Starcharm – The Color Clear
The Fire Talk imprint Angel Tapes has been unearthing emergent artists for a number of years now, introducing the likes of Retail Drugs and Jawdropped to audiences, and their latest addition Starcharm is another act you will want to get to know. Featuring Elena Buenrostro (vocals, guitar), Jasmin Feliciano (bass) and Amaya Peña (drums), the Chicago trio has risen from the ashes of Buenrostro’s defunct project Soft and Dumb with all the confidence and energy of new beginnings. Debut single ‘The Color Clear’ displays both pop and noise sensibilities, pairing off-kilter post punk vibes with a rising intensity so that everything feels a little odd and unreal. The song “is inspired by a time when I lost all faith in love and felt like men were seeing me as a projection instead of a real person,” Buenrostro explains. “I was going through a bit of nihilistic mania during this time which I think you can definitely hear. An avoidant attachment anthem if you will.”
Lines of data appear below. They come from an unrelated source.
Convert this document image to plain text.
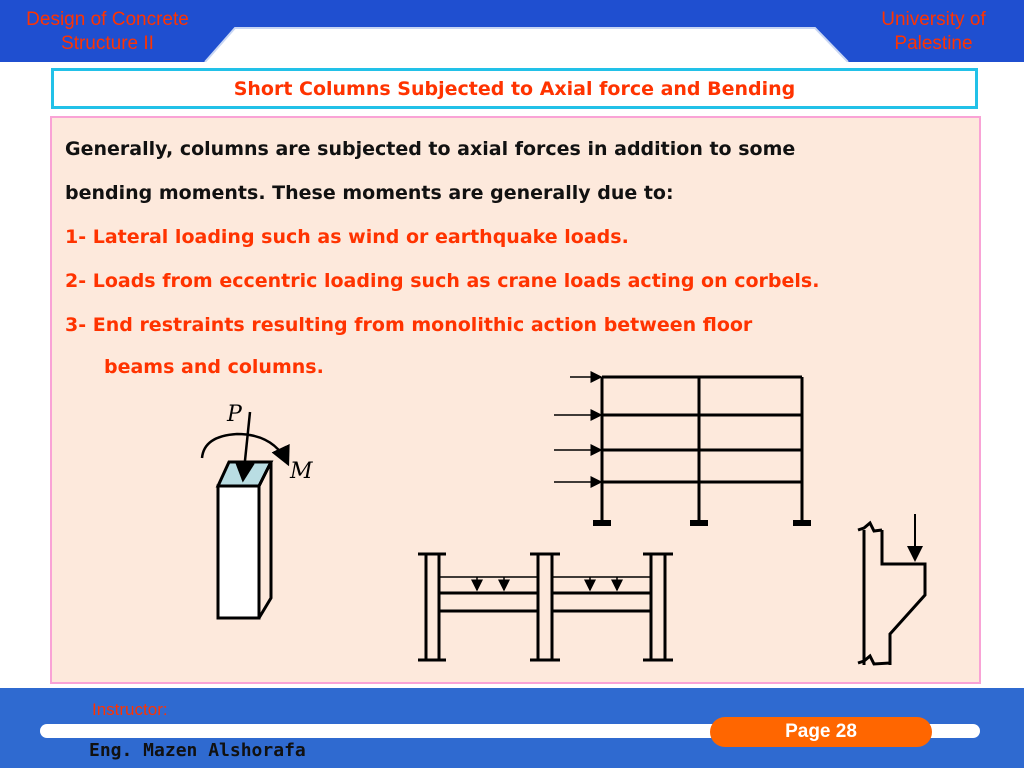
Design of Concrete
Structure II
University of
Palestine
Short Columns Subjected to Axial force and Bending
Generally, columns are subjected to axial forces in addition to some
bending moments. These moments are generally due to:
1- Lateral loading such as wind or earthquake loads.
2- Loads from eccentric loading such as crane loads acting on corbels.
3- End restraints resulting from monolithic action between floor
beams and columns.
P
M
Instructor:
Eng. Mazen Alshorafa
Page 28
Watch the video directed and produced by Peña themselves below:
‘The Color Clear’ is out now via Angel Tapes and available from Bandcamp.
Tiberius – Moab
With the release of new album Troubadour edging nearer via Audio Antihero, Boston farm emo band Tiberius have shared latest single ‘Moab’. After ‘Sag‘ and ‘Felt‘ introduced the conflicted, searching and cathartic style of the record (“ebbs and flows across its runtime,” we wrote of the former, “pulled in all directions by competing emotions. Uncertainty, doubt, desperation, a recurrent yet skittish determination to embrace some inner truth”) the new song highlights a different dimension. A track more farm than emo, leaning closer to alt country in its warm twang and compassionate delivery, though one no less cathartic for its more relaxed approached. “’Moab’ was a song I wrote about trying to let go. At the time I was defining myself by expectations of a strained relationship. I was feeling pretty insane—like the kind of insane you feel back in 8th grade where you come home crying all of the time because you have absolutely no sense of self,” explains lead Brendan Wright. “Writing ‘Moab’ offered catharsis. Looking back, I feel a lot of embarrassment around those feelings, but it was how I felt at the time and that was the place I was in. I wish I had acted differently, and I strive to now.”